Since 2016, biomass became again the second most important source of generation of Brazil in the Oferta Interna de Energia Elétrica (OIEE – Internal Offer of Electric Energy), when a level of 8.8 percent was achieved, overpassing the 8.1 percent of natural gas, according to the Ministry of Mines and Energy (MME). From a generation total of 54 TWh from biomass in 2016, sugar cane bagasse and straw contributed with 36 TWh, 67 percent of power generation. According to the MME, Brazil closed 2016 with a total of 82.7 percent of renewable sources in the Internal Offer of Electric Energy, above the 75.5 percent from 2015.
The research carried out by IEA Bioenergy Task 40 – bioenergy specialized division of the International Energy Association (IEA) indicates that Brazil is the country that uses more biomass for power production, corresponding to16 percent of the world use in the area.
Next are USA (9%) and Germany (7%). The 15 top countries of this list correspond to 65% of the global use of biomass in the energy matrix. Currently, biomass represents approximately 10 percent of the global power production. Ethanol is the main bio-fuel in Brazil and United States. In Europe, biodiesel leads the market of liquid bio-fuels.
The combined capacity of Brazilian ethanol plants was of approximately 43 billion liters per year. Sugar cane is the main input for ethanol production. Significant quantities of Brazilian ethanol were exported to USA, South Korea and Japan since 2004.

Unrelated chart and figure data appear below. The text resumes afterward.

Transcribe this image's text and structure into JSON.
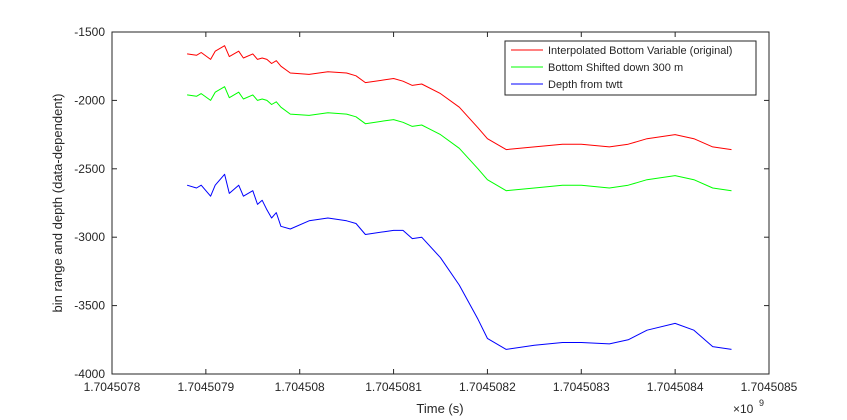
{
  "chart_data": {
    "type": "line",
    "title": "",
    "xlabel": "Time (s)",
    "ylabel": "bin range and depth (data-dependent)",
    "x_exponent_label": "×10",
    "x_exponent_power": "9",
    "xlim": [
      1.7045078,
      1.7045085
    ],
    "ylim": [
      -4000,
      -1500
    ],
    "xticks": [
      1.7045078,
      1.7045079,
      1.704508,
      1.7045081,
      1.7045082,
      1.7045083,
      1.7045084,
      1.7045085
    ],
    "xtick_labels": [
      "1.7045078",
      "1.7045079",
      "1.704508",
      "1.7045081",
      "1.7045082",
      "1.7045083",
      "1.7045084",
      "1.7045085"
    ],
    "yticks": [
      -4000,
      -3500,
      -3000,
      -2500,
      -2000,
      -1500
    ],
    "ytick_labels": [
      "-4000",
      "-3500",
      "-3000",
      "-2500",
      "-2000",
      "-1500"
    ],
    "grid": false,
    "legend_position": "top-right",
    "series": [
      {
        "name": "Interpolated Bottom Variable (original)",
        "color": "#ff0000",
        "x": [
          1.70450788,
          1.70450789,
          1.704507895,
          1.704507905,
          1.70450791,
          1.70450792,
          1.704507925,
          1.704507935,
          1.70450794,
          1.70450795,
          1.704507955,
          1.70450796,
          1.704507965,
          1.70450797,
          1.704507975,
          1.70450798,
          1.70450799,
          1.70450801,
          1.70450803,
          1.70450805,
          1.70450806,
          1.70450807,
          1.70450809,
          1.7045081,
          1.70450811,
          1.70450812,
          1.70450813,
          1.70450815,
          1.70450817,
          1.70450819,
          1.7045082,
          1.70450822,
          1.70450825,
          1.70450828,
          1.7045083,
          1.70450833,
          1.70450835,
          1.70450837,
          1.7045084,
          1.70450842,
          1.70450844,
          1.70450846
        ],
        "y": [
          -1660,
          -1670,
          -1650,
          -1700,
          -1640,
          -1600,
          -1680,
          -1640,
          -1690,
          -1660,
          -1700,
          -1690,
          -1700,
          -1730,
          -1710,
          -1750,
          -1800,
          -1810,
          -1790,
          -1800,
          -1820,
          -1870,
          -1850,
          -1840,
          -1860,
          -1890,
          -1880,
          -1950,
          -2050,
          -2200,
          -2280,
          -2360,
          -2340,
          -2320,
          -2320,
          -2340,
          -2320,
          -2280,
          -2250,
          -2280,
          -2340,
          -2360
        ]
      },
      {
        "name": "Bottom Shifted down 300 m",
        "color": "#00ff00",
        "x": [
          1.70450788,
          1.70450789,
          1.704507895,
          1.704507905,
          1.70450791,
          1.70450792,
          1.704507925,
          1.704507935,
          1.70450794,
          1.70450795,
          1.704507955,
          1.70450796,
          1.704507965,
          1.70450797,
          1.704507975,
          1.70450798,
          1.70450799,
          1.70450801,
          1.70450803,
          1.70450805,
          1.70450806,
          1.70450807,
          1.70450809,
          1.7045081,
          1.70450811,
          1.70450812,
          1.70450813,
          1.70450815,
          1.70450817,
          1.70450819,
          1.7045082,
          1.70450822,
          1.70450825,
          1.70450828,
          1.7045083,
          1.70450833,
          1.70450835,
          1.70450837,
          1.7045084,
          1.70450842,
          1.70450844,
          1.70450846
        ],
        "y": [
          -1960,
          -1970,
          -1950,
          -2000,
          -1940,
          -1900,
          -1980,
          -1940,
          -1990,
          -1960,
          -2000,
          -1990,
          -2000,
          -2030,
          -2010,
          -2050,
          -2100,
          -2110,
          -2090,
          -2100,
          -2120,
          -2170,
          -2150,
          -2140,
          -2160,
          -2190,
          -2180,
          -2250,
          -2350,
          -2500,
          -2580,
          -2660,
          -2640,
          -2620,
          -2620,
          -2640,
          -2620,
          -2580,
          -2550,
          -2580,
          -2640,
          -2660
        ]
      },
      {
        "name": "Depth from twtt",
        "color": "#0000ff",
        "x": [
          1.70450788,
          1.70450789,
          1.704507895,
          1.704507905,
          1.70450791,
          1.70450792,
          1.704507925,
          1.704507935,
          1.70450794,
          1.70450795,
          1.704507955,
          1.70450796,
          1.704507965,
          1.70450797,
          1.704507975,
          1.70450798,
          1.70450799,
          1.70450801,
          1.70450803,
          1.70450805,
          1.70450806,
          1.70450807,
          1.70450809,
          1.7045081,
          1.70450811,
          1.70450812,
          1.70450813,
          1.70450815,
          1.70450817,
          1.70450819,
          1.7045082,
          1.70450822,
          1.70450825,
          1.70450828,
          1.7045083,
          1.70450833,
          1.70450835,
          1.70450837,
          1.7045084,
          1.70450842,
          1.70450844,
          1.70450846
        ],
        "y": [
          -2620,
          -2640,
          -2620,
          -2700,
          -2620,
          -2540,
          -2680,
          -2620,
          -2700,
          -2660,
          -2760,
          -2730,
          -2800,
          -2860,
          -2820,
          -2920,
          -2940,
          -2880,
          -2860,
          -2880,
          -2900,
          -2980,
          -2960,
          -2950,
          -2950,
          -3010,
          -3000,
          -3150,
          -3350,
          -3600,
          -3740,
          -3820,
          -3790,
          -3770,
          -3770,
          -3780,
          -3750,
          -3680,
          -3630,
          -3680,
          -3800,
          -3820
        ]
      }
    ]
  }
}
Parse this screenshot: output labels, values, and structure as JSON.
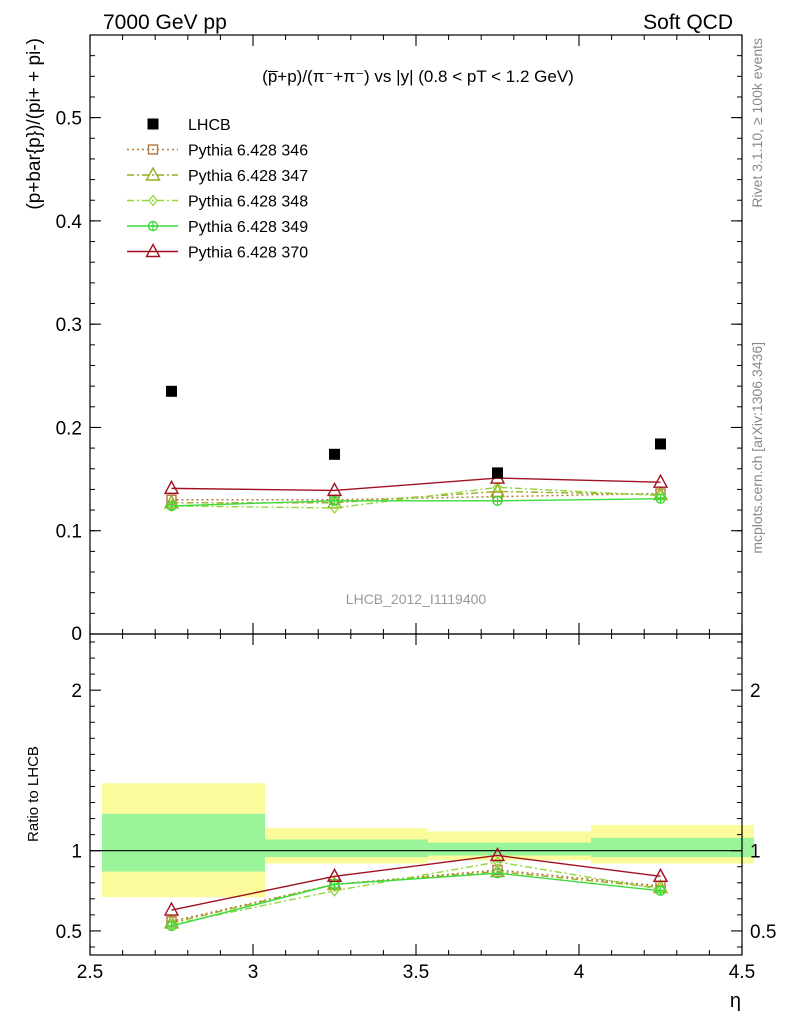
{
  "header": {
    "left": "7000 GeV pp",
    "right": "Soft QCD"
  },
  "side_labels": {
    "rivet": "Rivet 3.1.10, ≥ 100k events",
    "mcplots": "mcplots.cern.ch [arXiv:1306.3436]"
  },
  "chart_data": [
    {
      "type": "scatter",
      "title": "(p̅+p)/(π⁻+π⁻) vs |y| (0.8 < pT < 1.2 GeV)",
      "watermark": "LHCB_2012_I1119400",
      "ylabel": "(p+bar{p})/(pi+ + pi-)",
      "xlim": [
        2.5,
        4.5
      ],
      "ylim": [
        0,
        0.58
      ],
      "yticks": [
        0.1,
        0.2,
        0.3,
        0.4,
        0.5
      ],
      "yticklabels": [
        "0.1",
        "0.2",
        "0.3",
        "0.4",
        "0.5"
      ],
      "legend_position": "top-left",
      "x": [
        2.75,
        3.25,
        3.75,
        4.25
      ],
      "series": [
        {
          "name": "LHCB",
          "values": [
            0.235,
            0.174,
            0.156,
            0.184
          ],
          "color": "#000000",
          "marker": "square",
          "style": "points"
        },
        {
          "name": "Pythia 6.428 346",
          "values": [
            0.13,
            0.13,
            0.133,
            0.136
          ],
          "color": "#b5763a",
          "marker": "open-square",
          "style": "dotted"
        },
        {
          "name": "Pythia 6.428 347",
          "values": [
            0.127,
            0.127,
            0.138,
            0.135
          ],
          "color": "#9aab1f",
          "marker": "open-triangle",
          "style": "dashdot"
        },
        {
          "name": "Pythia 6.428 348",
          "values": [
            0.124,
            0.122,
            0.142,
            0.134
          ],
          "color": "#8ed93a",
          "marker": "open-diamond",
          "style": "dashdot"
        },
        {
          "name": "Pythia 6.428 349",
          "values": [
            0.124,
            0.129,
            0.129,
            0.131
          ],
          "color": "#3cd93c",
          "marker": "crossed-circle",
          "style": "solid"
        },
        {
          "name": "Pythia 6.428 370",
          "values": [
            0.141,
            0.139,
            0.151,
            0.147
          ],
          "color": "#a0101f",
          "marker": "open-triangle",
          "style": "solid"
        }
      ]
    },
    {
      "type": "line",
      "ylabel": "Ratio to LHCB",
      "xlabel": "η",
      "xlim": [
        2.5,
        4.5
      ],
      "ylim": [
        0.35,
        2.35
      ],
      "xticks": [
        2.5,
        3,
        3.5,
        4,
        4.5
      ],
      "xticklabels": [
        "2.5",
        "3",
        "3.5",
        "4",
        "4.5"
      ],
      "yticks": [
        0.5,
        1,
        2
      ],
      "yticklabels": [
        "0.5",
        "1",
        "2"
      ],
      "bands": [
        {
          "x": [
            2.5,
            3.0
          ],
          "stat": [
            0.87,
            1.23
          ],
          "total": [
            0.71,
            1.42
          ]
        },
        {
          "x": [
            3.0,
            3.5
          ],
          "stat": [
            0.96,
            1.07
          ],
          "total": [
            0.92,
            1.14
          ]
        },
        {
          "x": [
            3.5,
            4.0
          ],
          "stat": [
            0.97,
            1.05
          ],
          "total": [
            0.94,
            1.12
          ]
        },
        {
          "x": [
            4.0,
            4.5
          ],
          "stat": [
            0.96,
            1.08
          ],
          "total": [
            0.92,
            1.16
          ]
        }
      ],
      "band_colors": {
        "stat": "#9af59a",
        "total": "#fbfb9b"
      },
      "x": [
        2.75,
        3.25,
        3.75,
        4.25
      ],
      "series": [
        {
          "name": "Pythia 6.428 346",
          "values": [
            0.56,
            0.79,
            0.88,
            0.78
          ]
        },
        {
          "name": "Pythia 6.428 347",
          "values": [
            0.55,
            0.79,
            0.87,
            0.77
          ]
        },
        {
          "name": "Pythia 6.428 348",
          "values": [
            0.54,
            0.75,
            0.93,
            0.76
          ]
        },
        {
          "name": "Pythia 6.428 349",
          "values": [
            0.53,
            0.79,
            0.86,
            0.75
          ]
        },
        {
          "name": "Pythia 6.428 370",
          "values": [
            0.63,
            0.84,
            0.97,
            0.84
          ]
        }
      ]
    }
  ]
}
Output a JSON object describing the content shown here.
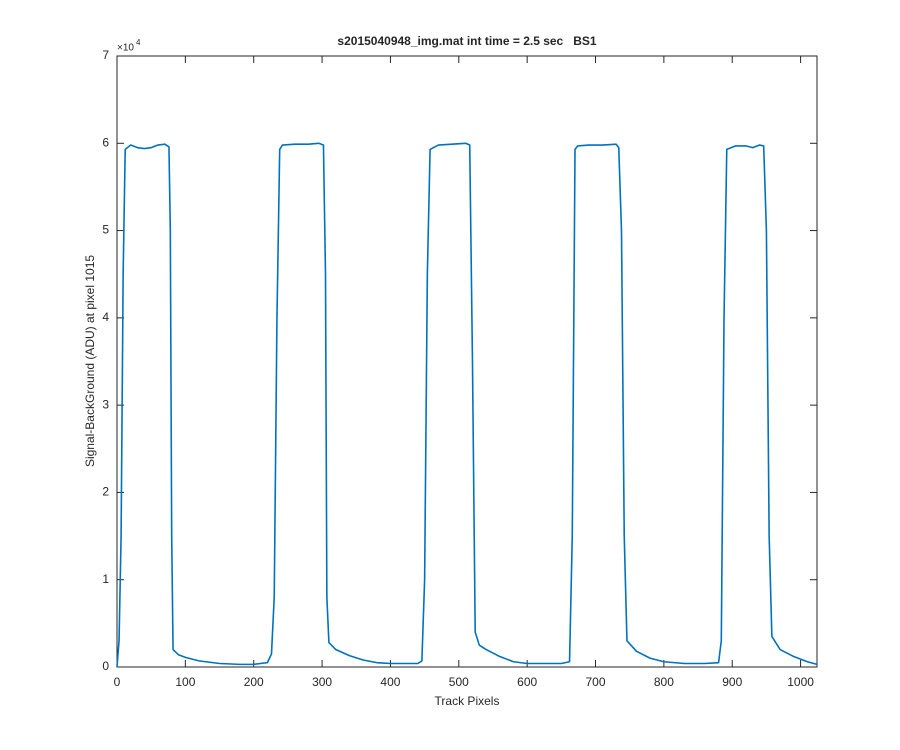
{
  "chart_data": {
    "type": "line",
    "title": "s2015040948_img.mat int time = 2.5 sec   BS1",
    "xlabel": "Track Pixels",
    "ylabel": "Signal-BackGround (ADU) at pixel 1015",
    "exponent_label": "×10",
    "exponent_power": "4",
    "xlim": [
      0,
      1024
    ],
    "ylim": [
      0,
      70000
    ],
    "xticks": [
      0,
      100,
      200,
      300,
      400,
      500,
      600,
      700,
      800,
      900,
      1000
    ],
    "yticks": [
      0,
      {
        "value": 10000,
        "label": "1"
      },
      {
        "value": 20000,
        "label": "2"
      },
      {
        "value": 30000,
        "label": "3"
      },
      {
        "value": 40000,
        "label": "4"
      },
      {
        "value": 50000,
        "label": "5"
      },
      {
        "value": 60000,
        "label": "6"
      },
      {
        "value": 70000,
        "label": "7"
      }
    ],
    "grid": false,
    "series": [
      {
        "color": "#0072bd",
        "x": [
          0,
          3,
          6,
          9,
          12,
          20,
          30,
          40,
          50,
          60,
          70,
          76,
          78,
          80,
          82,
          90,
          100,
          120,
          150,
          180,
          200,
          220,
          226,
          230,
          234,
          238,
          242,
          260,
          280,
          295,
          302,
          305,
          307,
          310,
          320,
          340,
          360,
          380,
          400,
          420,
          440,
          446,
          450,
          454,
          458,
          470,
          490,
          510,
          516,
          520,
          524,
          530,
          540,
          560,
          580,
          600,
          620,
          650,
          662,
          666,
          670,
          674,
          690,
          710,
          730,
          734,
          738,
          742,
          746,
          760,
          780,
          800,
          830,
          860,
          880,
          884,
          888,
          892,
          905,
          920,
          930,
          940,
          946,
          950,
          954,
          958,
          970,
          990,
          1010,
          1024
        ],
        "values": [
          0,
          3000,
          15000,
          45000,
          59300,
          59800,
          59500,
          59400,
          59500,
          59800,
          59900,
          59600,
          50000,
          15000,
          2000,
          1400,
          1100,
          700,
          400,
          300,
          300,
          500,
          1500,
          8000,
          40000,
          59300,
          59800,
          59900,
          59900,
          60000,
          59800,
          45000,
          8000,
          2800,
          2000,
          1300,
          800,
          500,
          400,
          400,
          400,
          700,
          10000,
          45000,
          59300,
          59800,
          59900,
          60000,
          59800,
          35000,
          4000,
          2500,
          2000,
          1200,
          600,
          400,
          400,
          400,
          600,
          15000,
          59300,
          59700,
          59800,
          59800,
          59900,
          59500,
          50000,
          15000,
          3000,
          1800,
          1000,
          600,
          400,
          400,
          500,
          3000,
          40000,
          59300,
          59700,
          59700,
          59500,
          59800,
          59700,
          50000,
          15000,
          3500,
          2000,
          1200,
          600,
          300
        ]
      }
    ]
  }
}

Investments for new plants in Brazil are being reduced, at the same time that importations from USA are increasing. While 430 plants are operating in Brazil, there are more than 200 plants for ethanol production in the USA. But American plants are quite larger.
Another important component in power production is the charcoal. Brazil is its higher producer. Just in 2010, 6.3 million tons of charcoal were produced in the country, what corresponds to 14 percent of the total world production. More than 80 percent of this total is used by the industrial area.
The use of biomass for power production purposes is increasing in the whole world. A significant number of new large plants not only for processing and refining biomass but also for transporting energy (bio-fuels) and for converting biomass in heat and energy are being built all over the world.